Metadata and Lineage User Stories
While deciding on the user stories for metadata and lineage, we need to consider following different types of users:
- Program developer: User responsible for writing CDAP program code such as MapReduce, Spark, etc.
- Plugin developer: User responsible for writing plugins for CDAP data pipeline application.
- Pipeline developer: User responsible for creating pipelines by connecting different types of plugins through UI. Pipeline developer can also supply the transform code as a part of plugins such as JavaScript, Python etc.
- Pipeline runner: User responsible for running the pipelines. Pipeline runner controls the behavior of the pipeline by supplying runtime arguments.
- Admin: Admin user is responsible for certain types of operations such as manually assigning metadata to the field of the dataset.
- Data Governance officer: Non-technical user, mainly concerned with the business metadata and lineage.

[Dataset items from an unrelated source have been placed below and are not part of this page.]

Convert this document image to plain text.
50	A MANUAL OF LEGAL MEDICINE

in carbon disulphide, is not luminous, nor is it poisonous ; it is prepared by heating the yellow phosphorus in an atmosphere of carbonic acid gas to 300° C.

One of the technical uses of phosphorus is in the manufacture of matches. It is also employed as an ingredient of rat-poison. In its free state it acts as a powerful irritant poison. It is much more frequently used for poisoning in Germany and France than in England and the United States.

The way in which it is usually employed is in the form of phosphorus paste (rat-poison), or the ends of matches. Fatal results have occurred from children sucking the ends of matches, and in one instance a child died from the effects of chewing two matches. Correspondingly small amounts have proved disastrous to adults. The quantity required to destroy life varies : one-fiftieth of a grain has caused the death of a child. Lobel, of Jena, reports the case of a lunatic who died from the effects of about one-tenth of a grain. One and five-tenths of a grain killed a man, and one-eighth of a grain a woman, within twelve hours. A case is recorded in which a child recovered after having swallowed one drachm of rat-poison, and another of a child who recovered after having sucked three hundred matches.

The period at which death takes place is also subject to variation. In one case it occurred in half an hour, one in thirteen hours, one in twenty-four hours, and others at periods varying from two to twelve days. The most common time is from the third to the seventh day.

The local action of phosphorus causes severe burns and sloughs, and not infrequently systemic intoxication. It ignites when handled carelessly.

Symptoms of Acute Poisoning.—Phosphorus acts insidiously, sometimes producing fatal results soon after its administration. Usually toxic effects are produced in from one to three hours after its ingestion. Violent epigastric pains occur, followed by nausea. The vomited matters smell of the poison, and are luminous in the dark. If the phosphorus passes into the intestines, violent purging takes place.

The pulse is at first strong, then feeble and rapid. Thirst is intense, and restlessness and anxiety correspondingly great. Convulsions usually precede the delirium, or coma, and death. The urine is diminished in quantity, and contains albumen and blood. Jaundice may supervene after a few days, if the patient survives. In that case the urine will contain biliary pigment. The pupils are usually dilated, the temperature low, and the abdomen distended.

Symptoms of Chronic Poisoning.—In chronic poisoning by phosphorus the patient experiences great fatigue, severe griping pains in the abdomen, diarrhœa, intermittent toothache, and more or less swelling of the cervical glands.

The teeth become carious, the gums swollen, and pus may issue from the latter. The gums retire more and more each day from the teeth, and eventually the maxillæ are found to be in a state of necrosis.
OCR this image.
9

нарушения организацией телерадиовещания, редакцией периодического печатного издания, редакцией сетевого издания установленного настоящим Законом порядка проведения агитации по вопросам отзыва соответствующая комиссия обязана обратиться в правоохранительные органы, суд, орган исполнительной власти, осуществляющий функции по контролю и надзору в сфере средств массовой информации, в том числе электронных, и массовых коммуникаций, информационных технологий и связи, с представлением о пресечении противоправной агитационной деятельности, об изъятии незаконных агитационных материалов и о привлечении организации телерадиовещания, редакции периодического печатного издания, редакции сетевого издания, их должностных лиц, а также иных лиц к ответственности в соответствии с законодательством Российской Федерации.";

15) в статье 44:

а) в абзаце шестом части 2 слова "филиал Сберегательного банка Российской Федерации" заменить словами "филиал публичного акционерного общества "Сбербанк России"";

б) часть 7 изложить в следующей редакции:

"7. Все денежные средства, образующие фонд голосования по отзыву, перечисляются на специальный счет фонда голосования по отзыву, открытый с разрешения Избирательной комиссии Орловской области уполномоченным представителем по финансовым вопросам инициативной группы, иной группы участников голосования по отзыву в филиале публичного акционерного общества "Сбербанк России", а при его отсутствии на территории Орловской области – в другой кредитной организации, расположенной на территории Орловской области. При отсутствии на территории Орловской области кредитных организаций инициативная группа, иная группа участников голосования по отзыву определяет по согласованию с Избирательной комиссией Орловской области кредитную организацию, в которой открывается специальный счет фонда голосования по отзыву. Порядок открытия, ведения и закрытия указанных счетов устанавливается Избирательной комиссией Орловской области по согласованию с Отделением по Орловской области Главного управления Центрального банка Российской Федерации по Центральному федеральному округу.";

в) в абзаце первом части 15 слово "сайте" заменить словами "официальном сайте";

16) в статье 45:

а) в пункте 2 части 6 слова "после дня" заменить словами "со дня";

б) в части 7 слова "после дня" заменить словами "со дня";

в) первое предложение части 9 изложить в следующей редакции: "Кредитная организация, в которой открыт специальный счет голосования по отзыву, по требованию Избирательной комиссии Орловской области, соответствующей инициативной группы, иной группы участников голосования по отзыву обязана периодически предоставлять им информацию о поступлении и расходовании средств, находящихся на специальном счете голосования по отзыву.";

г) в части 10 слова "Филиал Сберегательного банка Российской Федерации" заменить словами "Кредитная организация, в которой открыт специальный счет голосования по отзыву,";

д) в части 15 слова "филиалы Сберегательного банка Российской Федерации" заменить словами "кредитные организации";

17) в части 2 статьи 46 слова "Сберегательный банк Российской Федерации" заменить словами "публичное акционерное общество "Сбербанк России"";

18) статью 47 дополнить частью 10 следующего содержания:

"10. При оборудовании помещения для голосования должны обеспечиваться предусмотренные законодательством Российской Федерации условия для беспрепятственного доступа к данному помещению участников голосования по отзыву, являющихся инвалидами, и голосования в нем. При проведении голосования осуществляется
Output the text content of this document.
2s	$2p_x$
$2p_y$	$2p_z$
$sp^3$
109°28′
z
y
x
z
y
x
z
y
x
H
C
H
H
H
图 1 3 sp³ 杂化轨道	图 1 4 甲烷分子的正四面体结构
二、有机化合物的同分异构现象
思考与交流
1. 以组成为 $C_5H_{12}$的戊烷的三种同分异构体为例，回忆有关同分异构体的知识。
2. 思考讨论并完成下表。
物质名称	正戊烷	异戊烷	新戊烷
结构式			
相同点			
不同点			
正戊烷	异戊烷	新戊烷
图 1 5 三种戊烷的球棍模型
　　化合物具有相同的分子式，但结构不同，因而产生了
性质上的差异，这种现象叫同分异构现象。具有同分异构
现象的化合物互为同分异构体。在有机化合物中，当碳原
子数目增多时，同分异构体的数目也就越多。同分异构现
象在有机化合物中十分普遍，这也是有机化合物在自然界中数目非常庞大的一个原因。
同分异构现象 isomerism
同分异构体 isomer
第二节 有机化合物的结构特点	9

- Data scientist: User which is responsible for data analytics and recommendations.
Following section describes the requirements and corresponding user stories from the perspective of different user types as described above.
- Field level metadata tagging:Â
- As a developer of the MapReduce/Spark program, I want a programmatic way to look at the fields in the dataset and assign metadata/tags to it.
- As a developer of the MapReduce/Spark program, I want a programmatic way to read the metadata associated with the fields in the input dataset.
- As a developer of the plugin, I want programmatic way to assign metadata/tags to the fields belonging to the output schema.
- As a developer of the plugin, I want programmatic way to read the metadata/tags associated with the fields from input schema.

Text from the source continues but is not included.